Patofisiologi Ruptur Vesika
Patofisiologi ruptur vesika dapat diklasifikasi menjadi ekstraperitoneal dan intraperitoneal berdasarkan lokasi dari cedera dan hubungannya dengan peritoneal reflection.
Pada orang dewasa, vesika yang kosong dilindungi oleh tulang pelvis, tetapi vesika yang terisi penuh dan terdistensi hingga mencapai umbilikal memiliki risiko ruptur yang semakin besar. Pada anak-anak, vesika urinaria merupakan rongga intraabdominal sehingga lebih mudah terpapar jika terjadi trauma.[1]
Ruptur Ekstraperitoneal
Ruptur ekstraperitoneal jika ruptur vesika terjadi di bawah peritoneal reflection (bukan pada bladder dome), sehingga terjadi ekstravasasi urine pada ruang ekstraperitoneal.[1] Jika diberikan kontras, akan tampak ekstravasasi pada dasar vesika urinaria yang menyebar ke ruang perivesikal.
Ruptur ekstraperitoneal traumatik biasanya diakibatkan oleh fraktur pelvis (89%-100%). Sebelumnya, mekanisme trauma diyakini sebagai akibat langsung oleh fragmen tulang atau gangguan pada korset panggul sehingga terjadi perforasi pada jaringan vesika.

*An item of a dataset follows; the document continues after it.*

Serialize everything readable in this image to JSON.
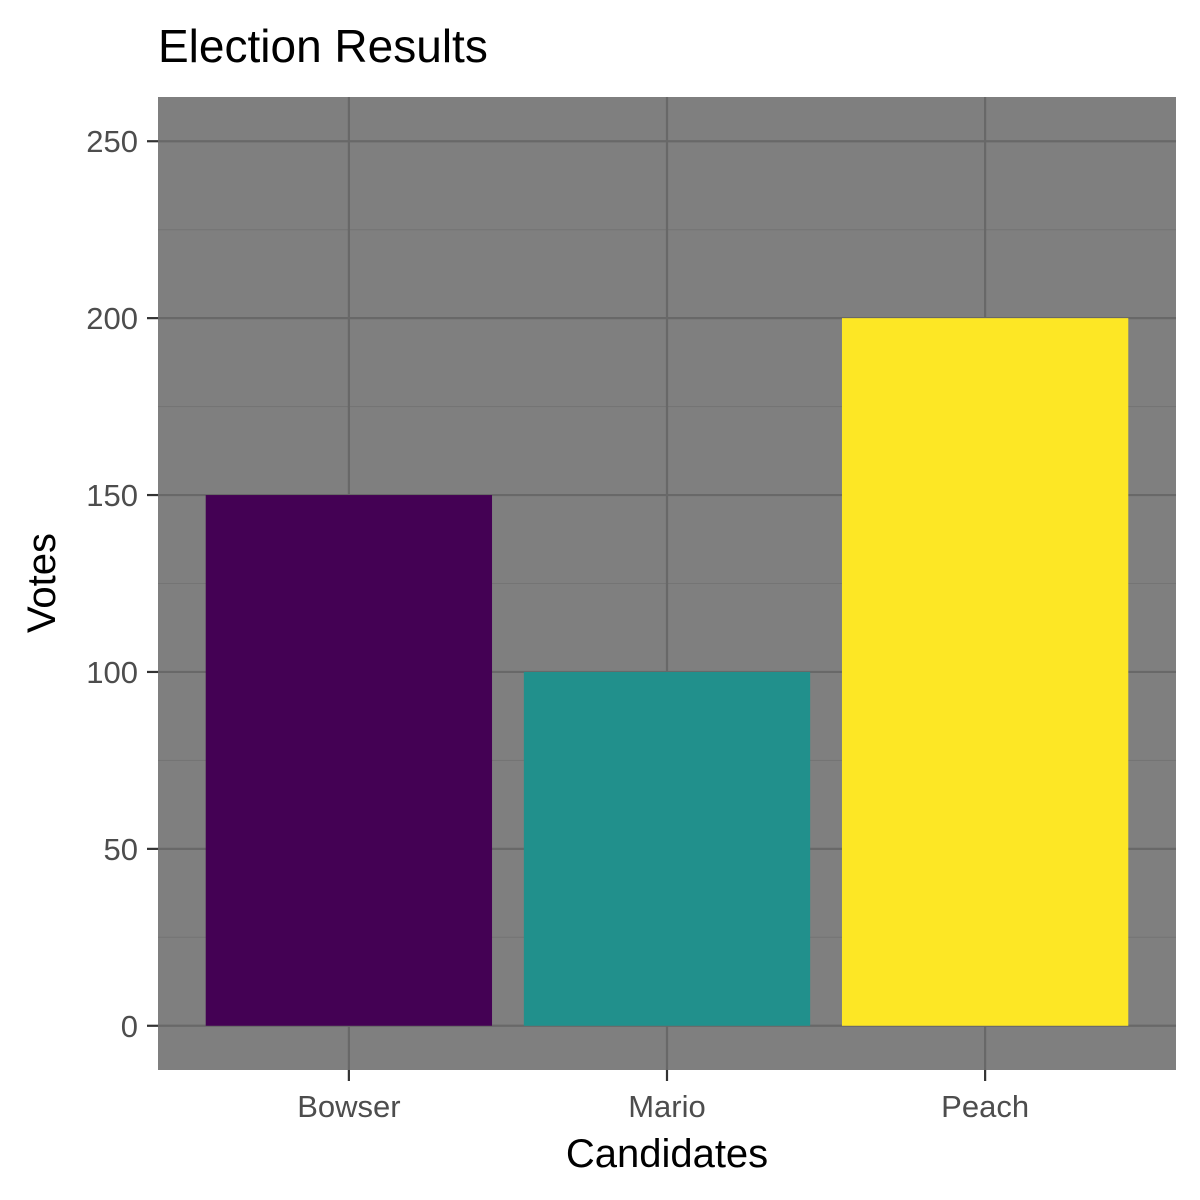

Namun, saat ini diperkirakan bahwa fraktur pelvis kemungkinan besar terjadi secara kebetulan dan ruptur vesika paling sering diakibatkan oleh trauma deselerasi dan inersia cairan ditambah dengan gaya geser yang diciptakan oleh deformasi cincin panggul.[1,3]
Ruptur ekstraperitoneal biasanya berhubungan dengan fraktur lengkung pubis anterior. Ketika ini terjadi, bagian anterolateral kandung kemih akan terkena serpihan tulang yang tajam dan terjadi perforasi. Tekanan kuat pada tulang panggul atau ligamen puboprostatik juga dapat merobek dinding vesika. Dalam kasus seperti itu, derajat trauma vesika secara langsung berkaitan dengan tingkat keparahan fraktur pelvis.[3]
Ruptur Intraperitoneal
Ruptur dapat dikatakan intraperitoneal jika terjadi di atas peritoneal reflection (pada bladder dome), sehingga terjadi ekstravasasi urine pada ruang intraperitoneal.[1] Bladder dome adalah area yang paling sedikit didukung dan hanya sebagian dari organ yang ditutupi oleh peritoneum.
Dalam kasus ini, mekanisme cedera adalah peningkatan tekanan cairan intravesika secara tiba-tiba terhadap dinding vesika urinaria. Hal ini lebih banyak terjadi pada kandung kemih yang penuh dan terdistensi, sehingga serat otot detrusor terpisah lebih jauh di sepanjang dinding vesika urinaria yang menipis. Hal ini menyebabkan resistensi yang lebih rendah terhadap peningkatan tekanan cairan intravesika.[3]
Ruptur kandung kemih intraperitoneal umumnya terjadi akibat pukulan langsung ke kandung kemih yang terdistensi. Cedera deselerasi juga dapat menyebabkan fenomena tersebut. Pada orang dewasa, jenis cedera ini paling sering terjadi pada pecandu alkohol dan korban trauma sabuk pengaman atau roda kemudi. Sebaliknya, pada anak-anak ruptur intraperitoneal terjadi karena posisi vesika urinaria intraabdominal yang bertahan sampai kira-kira usia 20 tahun.[3]
Karena urine umumnya akan terus mengalir ke abdomen melalui defek pada dinding vesika urinaria yang terbuka, ruptur intraperitoneal dapat tidak terdiagnosis untuk jangka waktu yang bervariasi. Kelainan metabolik, elektrolit dan anuria dapat terjadi akibat urine terserap ke sirkulasi sistemik melalui rongga peritoneum.[3]